From what I remember, Sigmund Freud defined a “fetisH” as some physical object that had a sexual significance. This significance could be very strong-such that touching or seeing the object could actually evoke a sexual experience.
My question: in modern American society, sex is used to sell all manner of products-from cars to mothwash. Given this constant exposure, are fetishes really all that important anymore? Do people really get a charge out of thir sexy new car? Or has this constant exposure caused people to become jaded?
But fetishes were never “just liking” an object or being materialistic about it. I don’t think your average person got a sexual thrill out of a car ever.
As far as I can tell Freud wasn’t right about anything. He used no controlled experiments, he just observed and then made shit up. I don’t know why he isn’t regarded like Lamarck.
I dunno - I find dirty moths sexy.
Give up my “Deby Does” femdoll for “mothwash”? Not on your tintype.
Isn’t a fetish, properly so called, something without which a person can’t be sexually aroused? There’s a difference between “I like X”, or even “I find X arousing”, and “I can’t be aroused without X”.
That is my understanding but as someone with two very strong “preferences” I’m not sure I agree.
One explanation I read that rang “true-ish” for me is that a fetish is the eroticization of a deep seated fear. The example given was that a fetish for women dressed in Nazi get-ups is almost exclusively found in Jewish men. Whether that is true or not, I can’t say but it illustrates the point.
I would consider the following to be ‘fetishes’ (but I’m not endorsing anything specific that Freud might’ve said about them):
•fascination with panties (in the absence of cute chix inside of them at the time)
•high heels (likewise)
• sexual interest response to the smell of perfume (assuming it does not literally smell like a woman)

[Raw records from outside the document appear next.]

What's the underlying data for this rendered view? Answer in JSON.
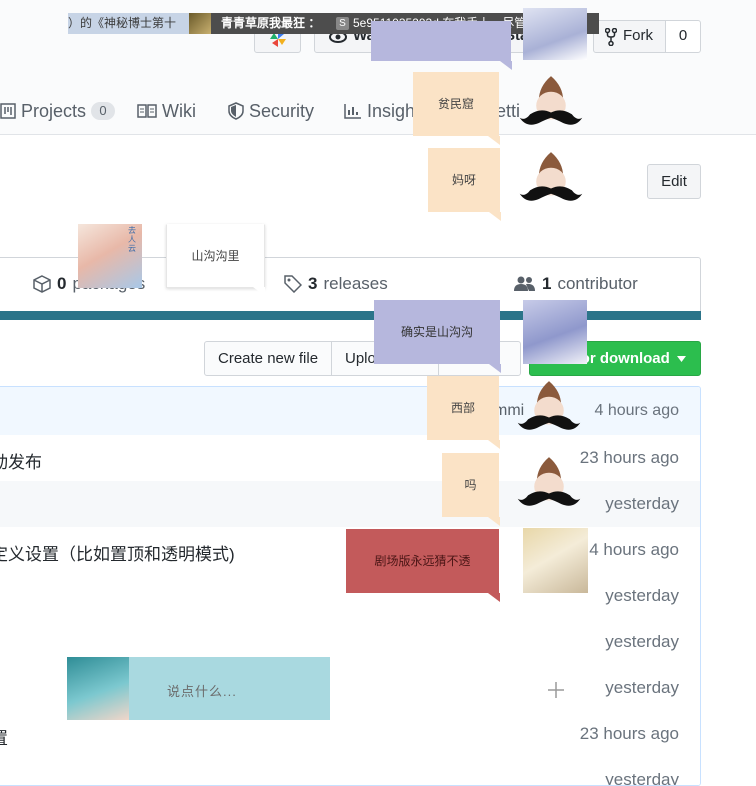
{
  "header": {
    "danmaku": {
      "left_text": "）的《神秘博士第十",
      "mid_text": "青青草原我最狂 ：",
      "id_badge": "S",
      "id_text": "5e9511035293d 在我手上，尽管来争夺吧"
    },
    "watch_label": "Wa",
    "star_label": "Sta",
    "fork_label": "Fork",
    "fork_count": "0"
  },
  "nav": {
    "tabs": [
      {
        "label": "Projects",
        "count": "0"
      },
      {
        "label": "Wiki"
      },
      {
        "label": "Security"
      },
      {
        "label": "Insigh"
      },
      {
        "label": "etti"
      }
    ]
  },
  "edit_label": "Edit",
  "summary": {
    "packages_count": "0",
    "packages_label": "packages",
    "releases_count": "3",
    "releases_label": "releases",
    "contributors_count": "1",
    "contributors_label": "contributor"
  },
  "file_actions": {
    "create_label": "Create new file",
    "upload_label": "Uplo",
    "clone_label": "or download"
  },
  "commit_bar": {
    "partial_label": "mmi",
    "time": "4 hours ago"
  },
  "files": [
    {
      "message": "动发布",
      "age": "23 hours ago"
    },
    {
      "message": "",
      "age": "yesterday"
    },
    {
      "message": "定义设置（比如置顶和透明模式)",
      "age": "4 hours ago"
    },
    {
      "message": "",
      "age": "yesterday"
    },
    {
      "message": "",
      "age": "yesterday"
    },
    {
      "message": "",
      "age": "yesterday"
    },
    {
      "message": "置",
      "age": "23 hours ago"
    },
    {
      "message": "",
      "age": "yesterday"
    }
  ],
  "chat": {
    "bubbles": [
      {
        "text": "贫民窟"
      },
      {
        "text": "妈呀"
      },
      {
        "text": "山沟沟里"
      },
      {
        "text": "确实是山沟沟"
      },
      {
        "text": "西部"
      },
      {
        "text": "吗"
      },
      {
        "text": "剧场版永远猜不透"
      }
    ],
    "avatar_caption": "去人云",
    "input_placeholder": "说点什么..."
  },
  "colors": {
    "accent_green": "#2cbe4e",
    "language_bar": "#2b7489",
    "bubble_peach": "#fbe3c6",
    "bubble_lavender": "#b6b7dd",
    "bubble_red": "#c35a5b",
    "chat_input_bg": "#a9d9e0"
  },
  "icons": {
    "fork": "fork-icon",
    "watch": "eye-icon",
    "projects": "project-icon",
    "wiki": "book-icon",
    "security": "shield-icon",
    "insights": "graph-icon",
    "packages": "package-icon",
    "releases": "tag-icon",
    "contributors": "people-icon",
    "caret": "caret-down-icon"
  }
}
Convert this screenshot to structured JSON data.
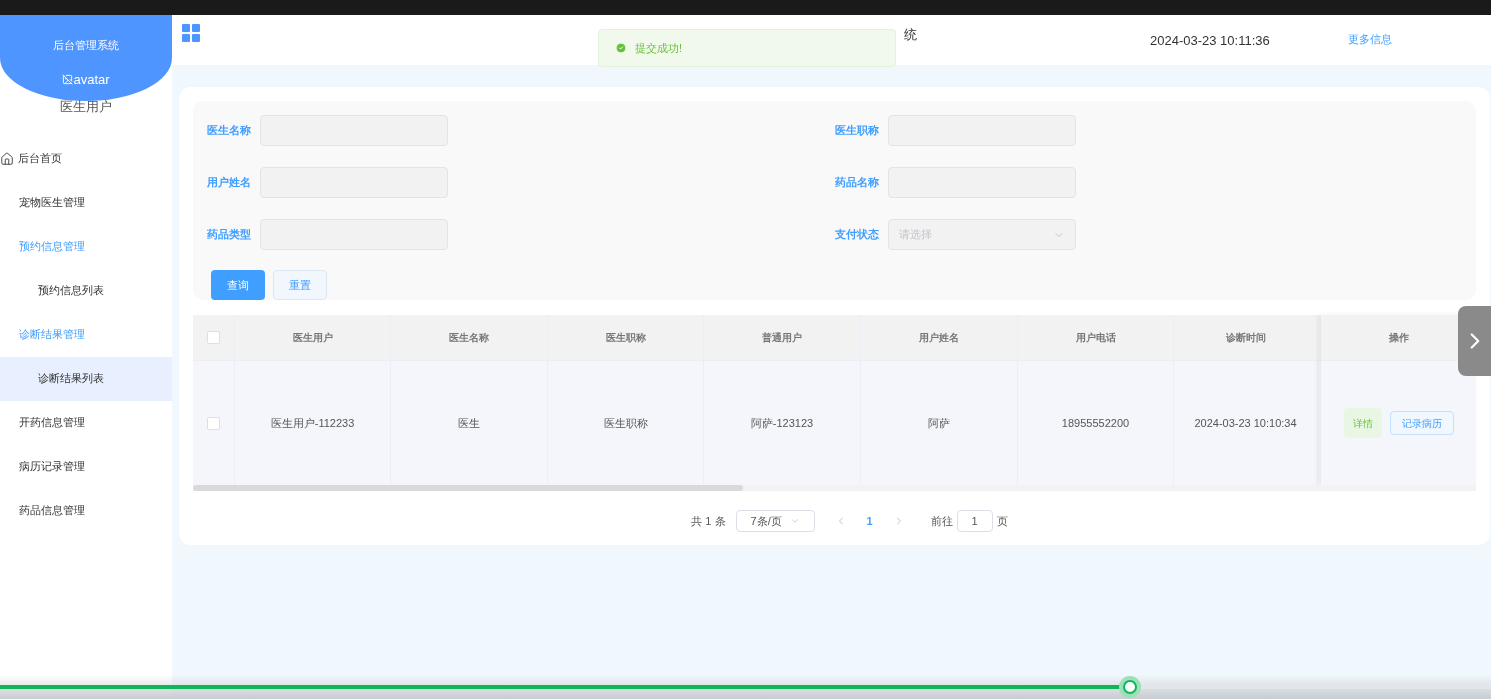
{
  "sidebar": {
    "title": "后台管理系统",
    "avatar_alt": "avatar",
    "user": "医生用户",
    "items": [
      {
        "label": "后台首页",
        "kind": "home",
        "selected": false
      },
      {
        "label": "宠物医生管理",
        "kind": "group",
        "selected": false
      },
      {
        "label": "预约信息管理",
        "kind": "group",
        "expanded": true,
        "selected": false,
        "children": [
          {
            "label": "预约信息列表",
            "selected": false
          }
        ]
      },
      {
        "label": "诊断结果管理",
        "kind": "group",
        "expanded": true,
        "selected": false,
        "children": [
          {
            "label": "诊断结果列表",
            "selected": true
          }
        ]
      },
      {
        "label": "开药信息管理",
        "kind": "group",
        "selected": false
      },
      {
        "label": "病历记录管理",
        "kind": "group",
        "selected": false
      },
      {
        "label": "药品信息管理",
        "kind": "group",
        "selected": false
      }
    ]
  },
  "header": {
    "title": "统",
    "datetime": "2024-03-23 10:11:36",
    "more": "更多信息"
  },
  "toast": {
    "message": "提交成功!"
  },
  "filters": [
    {
      "label": "医生名称",
      "kind": "input"
    },
    {
      "label": "医生职称",
      "kind": "input"
    },
    {
      "label": "用户姓名",
      "kind": "input"
    },
    {
      "label": "药品名称",
      "kind": "input"
    },
    {
      "label": "药品类型",
      "kind": "input"
    },
    {
      "label": "支付状态",
      "kind": "select",
      "placeholder": "请选择"
    }
  ],
  "buttons": {
    "search": "查询",
    "reset": "重置"
  },
  "table": {
    "columns": [
      "医生用户",
      "医生名称",
      "医生职称",
      "普通用户",
      "用户姓名",
      "用户电话",
      "诊断时间",
      "操作"
    ],
    "rows": [
      {
        "checked": false,
        "cells": [
          "医生用户-112233",
          "医生",
          "医生职称",
          "阿萨-123123",
          "阿萨",
          "18955552200",
          "2024-03-23 10:10:34"
        ],
        "actions": [
          "详情",
          "记录病历"
        ]
      }
    ],
    "header_checked": false
  },
  "pagination": {
    "total": "共 1 条",
    "page_size": "7条/页",
    "pages": [
      {
        "label": "1",
        "selected": true
      }
    ],
    "goto_prefix": "前往",
    "goto_value": "1",
    "goto_suffix": "页"
  },
  "video": {
    "level": 0.758
  }
}
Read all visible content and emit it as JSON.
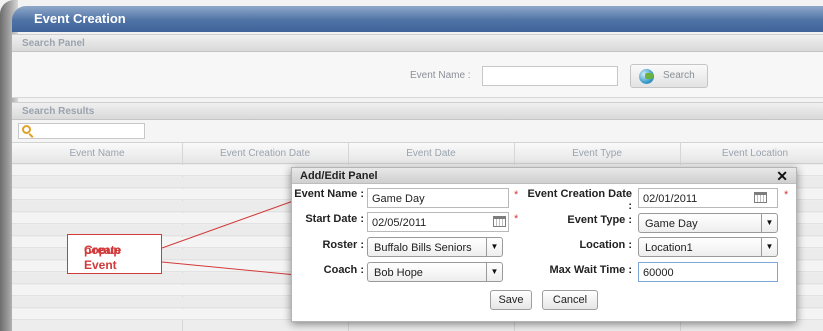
{
  "window": {
    "title": "Event Creation"
  },
  "search_panel": {
    "title": "Search Panel",
    "event_name_label": "Event Name :",
    "event_name_value": "",
    "search_button_label": "Search"
  },
  "search_results": {
    "title": "Search Results",
    "filter_value": "",
    "columns": [
      "Event Name",
      "Event Creation Date",
      "Event Date",
      "Event Type",
      "Event Location"
    ]
  },
  "annotation": {
    "line1": "Create Event",
    "line2": "popup",
    "color": "#d23a3a"
  },
  "popup": {
    "title": "Add/Edit Panel",
    "close_glyph": "✕",
    "fields": {
      "event_name": {
        "label": "Event Name :",
        "value": "Game Day"
      },
      "event_creation_date": {
        "label": "Event Creation Date :",
        "value": "02/01/2011"
      },
      "start_date": {
        "label": "Start Date :",
        "value": "02/05/2011"
      },
      "event_type": {
        "label": "Event Type :",
        "value": "Game Day"
      },
      "roster": {
        "label": "Roster :",
        "value": "Buffalo Bills Seniors"
      },
      "location": {
        "label": "Location :",
        "value": "Location1"
      },
      "coach": {
        "label": "Coach :",
        "value": "Bob Hope"
      },
      "max_wait_time": {
        "label": "Max Wait Time :",
        "value": "60000"
      }
    },
    "required_mark": "*",
    "caret_glyph": "▼",
    "save_label": "Save",
    "cancel_label": "Cancel"
  },
  "colors": {
    "title_bar": "#4f73a6",
    "required": "#d23a3a",
    "focus_border": "#7fa8d6"
  }
}
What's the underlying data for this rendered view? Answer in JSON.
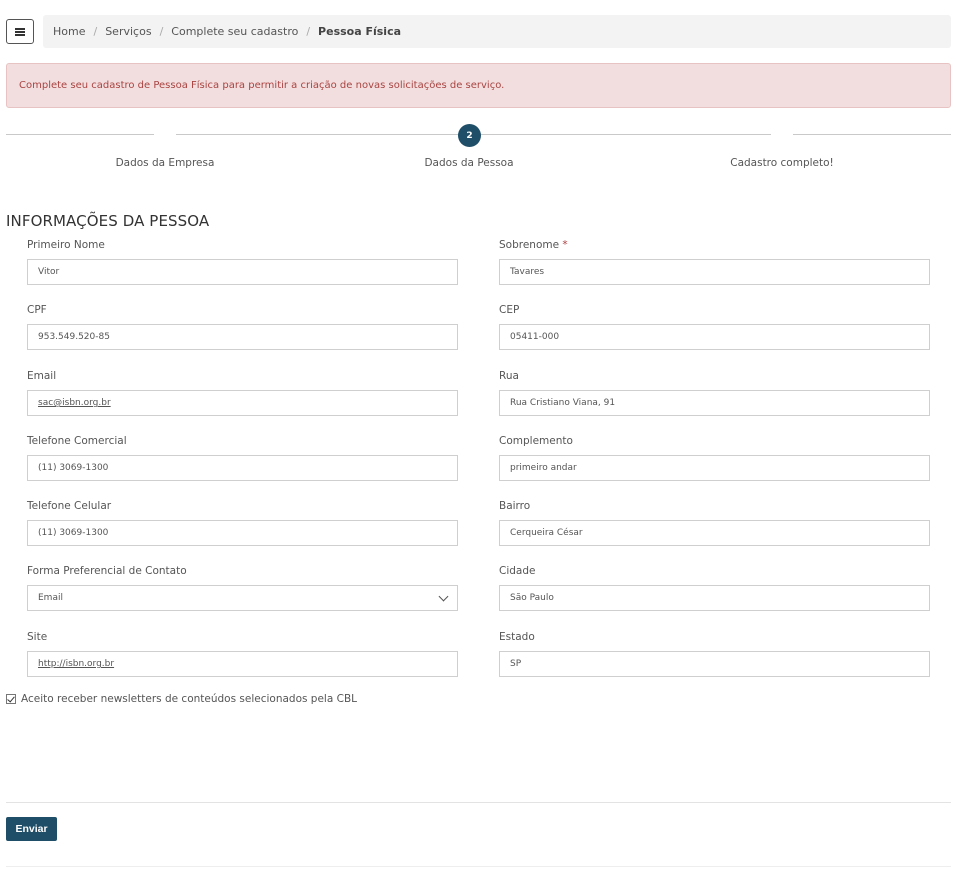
{
  "breadcrumb": {
    "items": [
      "Home",
      "Serviços",
      "Complete seu cadastro"
    ],
    "current": "Pessoa Física",
    "separator": "/"
  },
  "alert": {
    "text": "Complete seu cadastro de Pessoa Física para permitir a criação de novas solicitações de serviço."
  },
  "stepper": {
    "active_number": "2",
    "steps": [
      "Dados da Empresa",
      "Dados da Pessoa",
      "Cadastro completo!"
    ]
  },
  "section": {
    "title": "INFORMAÇÕES DA PESSOA"
  },
  "form": {
    "left": [
      {
        "label": "Primeiro Nome",
        "value": "Vitor"
      },
      {
        "label": "CPF",
        "value": "953.549.520-85"
      },
      {
        "label": "Email",
        "value": "sac@isbn.org.br"
      },
      {
        "label": "Telefone Comercial",
        "value": "(11) 3069-1300"
      },
      {
        "label": "Telefone Celular",
        "value": "(11) 3069-1300"
      },
      {
        "label": "Forma Preferencial de Contato",
        "value": "Email"
      },
      {
        "label": "Site",
        "value": "http://isbn.org.br"
      }
    ],
    "right": [
      {
        "label": "Sobrenome",
        "value": "Tavares",
        "required_mark": "*"
      },
      {
        "label": "CEP",
        "value": "05411-000"
      },
      {
        "label": "Rua",
        "value": "Rua Cristiano Viana, 91"
      },
      {
        "label": "Complemento",
        "value": "primeiro andar"
      },
      {
        "label": "Bairro",
        "value": "Cerqueira César"
      },
      {
        "label": "Cidade",
        "value": "São Paulo"
      },
      {
        "label": "Estado",
        "value": "SP"
      }
    ]
  },
  "newsletter": {
    "label": "Aceito receber newsletters de conteúdos selecionados pela CBL",
    "checked": true
  },
  "submit": {
    "label": "Enviar"
  },
  "colors": {
    "primary": "#1f4e68",
    "alert_bg": "#f2dede",
    "alert_text": "#a94442",
    "breadcrumb_bg": "#f3f3f3"
  },
  "icons": {
    "menu": "hamburger-icon",
    "select": "chevron-down-icon",
    "checkbox": "checkmark-icon"
  }
}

Then these others are sort of ‘pseudo-fetishes’ — there’s a female actually involved but sexual interest has been associated with something else in conjunction with her such that it is not her alone who engenders the attraction:
• women in garter belts, fishnet stockings, or high heels (assuming that the same women in other equally revealing but less ‘symbolic’ clothing would not attract as strongly)
• women in wonderbras or equiv with low-cut tops and boobs smushed together and hoisted aloft to create cleavage (with same disclaimer-assumption)
• women carrying purses, weilding lipsticks, displaying long painted fingernails (again, same disclaimer)
The latter group is more arguable — someone could claim, I suppose, that there is something intrinsically more attractive to women when presenting themselves in such fashions and accessories — but I’m convinced of it personally (that no, there’s not, that there’s a collective cultural fetish by which such things have been rendered “sexual”).
I don’t follow… A woman wearing lingerie, etc. is, on at least some level, signaling sexual availability and desire. Of course that renders her more sexually attractive! Now, the specific clothing used to convey that message will vary from culture to culture, but the message is the same.
I said “when compared to a woman in other equally revealing but less symbolic garments”. Well, not verbatim but was I unclear?
Yes, I saw that, but I’m not sure of the relevance. How much skin is showing is largely irrelevant; what matters is the message conveyed by the clothing.
Right. Pseudo-fetish.
Exactly. That’s the current psychological definition. However, most people tend to use it for anything outside a small subset of sexual activity. Others use it for merely liking something more than usual.
BTW, Freud thought that women’s love of shoes was a fetish. And that every desire was ultimately sexual.
Yeah, he thought that, but really that’s just a phallusy.
So, a woman could be a fetish? (She is, among other things, a physical object.)
I’m reading a book called “Rationale of the Dirty Joke” in which an intellectual attempts to deconstruct dirty jokes, generally from a Freudian point of view. I don’t know which is funnier, the jokes themselves or the analysis. Apparently most of men’s opinions and actions are strongly tied to a constant fear of getting castrated, often by a vagina with teeth in it. Also, all women wish they had dicks.
I’ll second those who say that a good starting point is to assume that Freud was incorrect about any of his highly-theoretical, amateruish and often personally-revelatory hogwash.